「タイサン」ブランドで知られる太洋産業(株)、破産に移行へ

 7月9日、東京地裁に民事再生法の適用を申請し7月12日、再生手続開始決定を受けていた太洋産業(株)(TSR企業コード:291081398、法人番号:7402701000157、中央区築地6-16-1、登記上:岩手県大船渡市大船渡町字野々田5-1、設立昭和19年10月12日、資本金1億円、松岡章社長)は11月13日、再生手続廃止決定を受け同日、保全命令を受けた。保全管理人には鶴巻暁弁護士(上條・鶴巻法律事務所、千代田区神田小川町2-2-8、電話03-5577-8236)が選任された。今後は職権により破産へ移行する。  民事再生法申請時の負債総額は約49億4500万円。

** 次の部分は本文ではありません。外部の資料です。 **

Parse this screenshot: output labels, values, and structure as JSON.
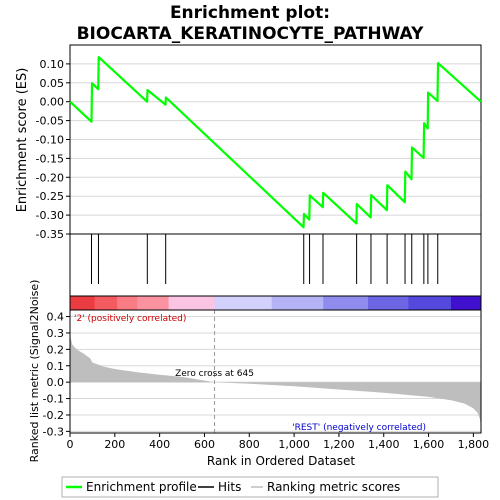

 「タイサン」ブランドで知られる塩干物や生鮮魚の加工販売業者。イクラやタラコなどを主体に、秋刀魚や生鮭などの鮮冷魚、鮭フレークなどの水産加工品も扱い、昭和57年12月期には売上高330億1589万円をあげていた。釧路工場や根室工場、大船渡工場の生産体制を強化していたが、平成23年3月の東日本大震災で、大船渡工場が津波により被災し、全壊。このため、24年3月期(決算期変更)は売上高が73億7252万円にまで落ち込み、以降も売上高は一進一退の推移を余儀なくされた。  近年は秋刀魚の漁獲量が減少したことで利益が減少し、経常利益ベースでは22年3月期から29年3月期まで8期連続の赤字と苦戦が続き、復興補助金などの活用で資金繰りを維持していた。29年3月期は子会社の売却など再編を進めていたが、主力製品の秋刀魚の記録的な不漁が続き、原材料の仕入が激減したため自力での再建を断念し、30年7月9日に民事再生法の適用を申請していた。  その後、スポンサーからの支援を前提とした再生計画を進めていたが、スポンサー候補との交渉がまとまらず再生計画の策定が頓挫し、今回の措置となった。